Should I change and respond accordingly to what the current demands are...
Or should I carve my own destiny amongst the many people who choose the practical and comfortable life?
It's not that I'm rebelling. I have dreams and they're very specific. I know how a lot of people would say go fight and run towards your ambitions. But I know some would say be smart, be practical and you'll get ahead.
To me, as both have their rewards, both also have their downers. You could be rewarded financially with the practical job but emotionally and personally, you're not fullfilled. You have the money but you really don't have the time to enjoy. Or maybe you do... you could save up for that very expensive bag or that Euro trip you badly wanted since you were a teenager... but your job - makes you lonely.
Or, you could have chased your dream, you could say that you are enjoying your life, but then there are some things you can't do/taste/experience bec. you don't have the money.
What weighs more?
Also, there is the question of the purpose of obstacles.
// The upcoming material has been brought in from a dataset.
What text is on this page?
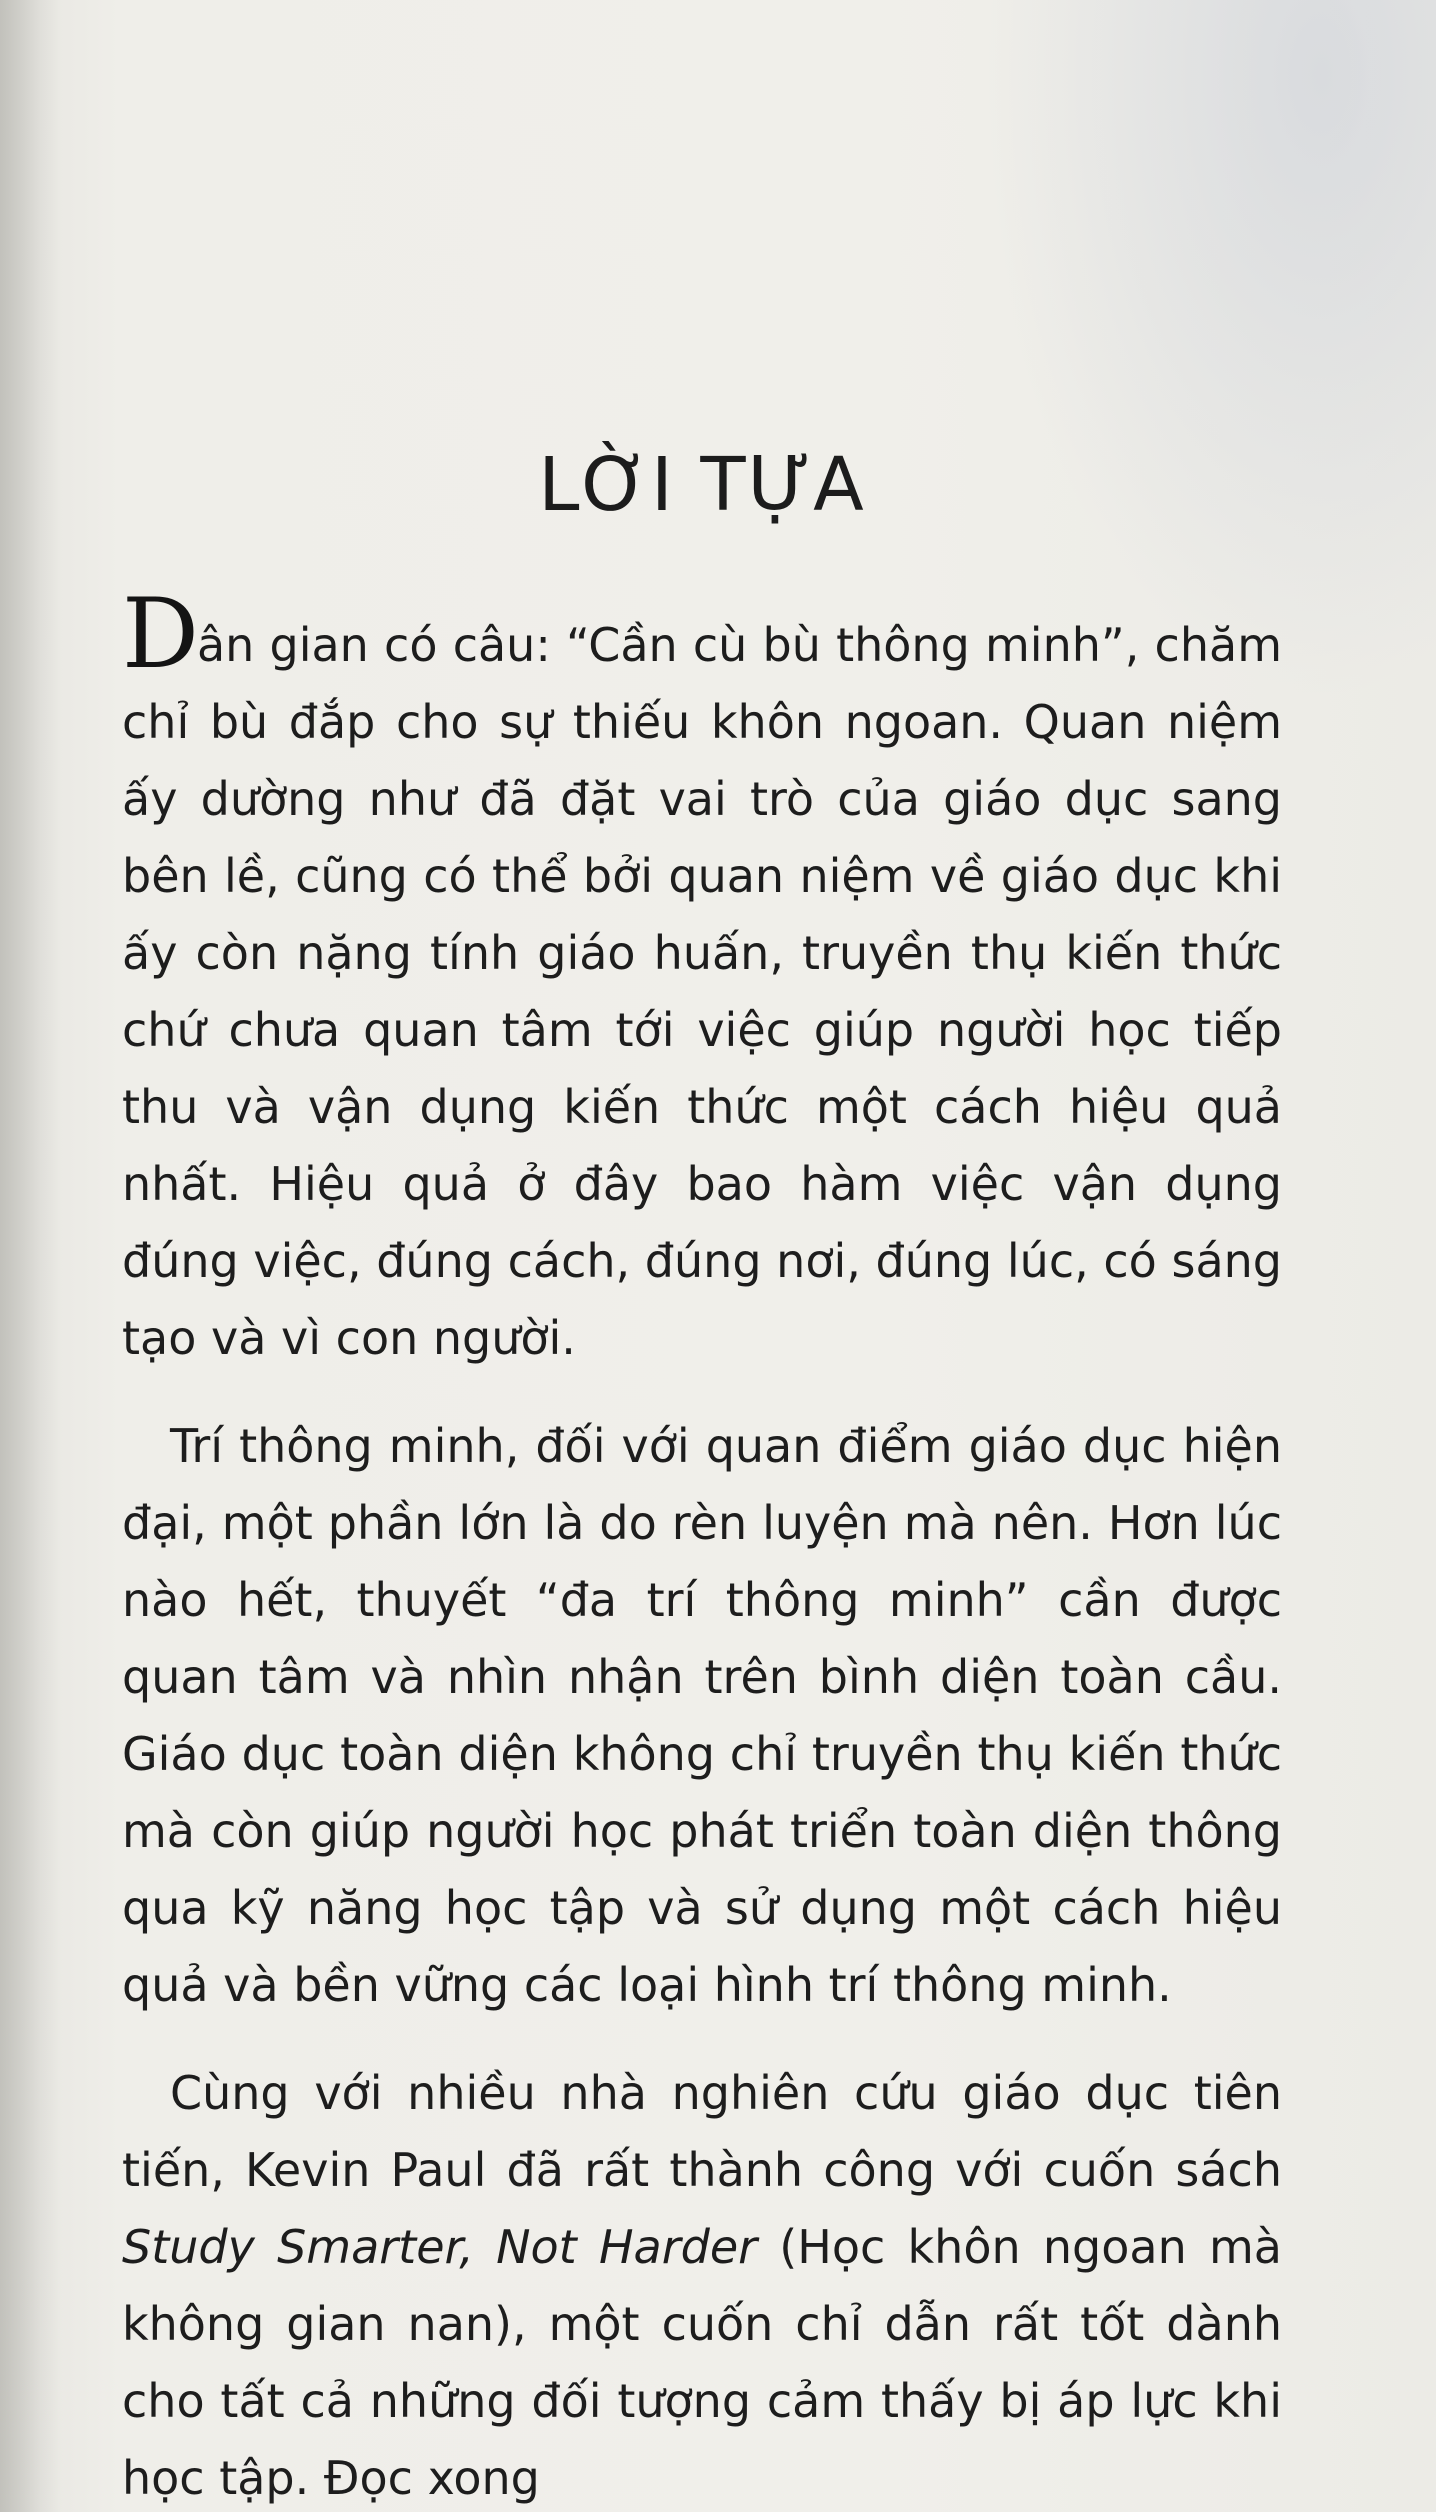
LỜI TỰA

Dân gian có câu: “Cần cù bù thông minh”, chăm chỉ bù đắp cho sự thiếu khôn ngoan. Quan niệm ấy dường như đã đặt vai trò của giáo dục sang bên lề, cũng có thể bởi quan niệm về giáo dục khi ấy còn nặng tính giáo huấn, truyền thụ kiến thức chứ chưa quan tâm tới việc giúp người học tiếp thu và vận dụng kiến thức một cách hiệu quả nhất. Hiệu quả ở đây bao hàm việc vận dụng đúng việc, đúng cách, đúng nơi, đúng lúc, có sáng tạo và vì con người.

Trí thông minh, đối với quan điểm giáo dục hiện đại, một phần lớn là do rèn luyện mà nên. Hơn lúc nào hết, thuyết “đa trí thông minh” cần được quan tâm và nhìn nhận trên bình diện toàn cầu. Giáo dục toàn diện không chỉ truyền thụ kiến thức mà còn giúp người học phát triển toàn diện thông qua kỹ năng học tập và sử dụng một cách hiệu quả và bền vững các loại hình trí thông minh.

Cùng với nhiều nhà nghiên cứu giáo dục tiên tiến, Kevin Paul đã rất thành công với cuốn sách Study Smarter, Not Harder (Học khôn ngoan mà không gian nan), một cuốn chỉ dẫn rất tốt dành cho tất cả những đối tượng cảm thấy bị áp lực khi học tập. Đọc xong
It can be interpreted in many ways but to me before, if it gets harder, maybe He doesn't want to give it to you and that was not the destiny meant for you.
But tonight, after thinking too much and pushing myself to have that sense of optimism, I remembered something I read in the bible that if you want it that badly, even if it's for you already, you have to show it. He will make you work hard for it. So maybe, the obstacles right now are not "wrong way" signs... maybe, these obstacles are the tests to prove how much I want "this" (this being the entirety of my dreams).
I'm not giving up. I may have taken a shot of hope right now, but I'm not going to lie, I'm having a hard time. It's very difficult financially, mentally, emotionally... It's draining, I can't sleep well.
And this day... BAD.
Hopefully, the coming days would give me new opportunities.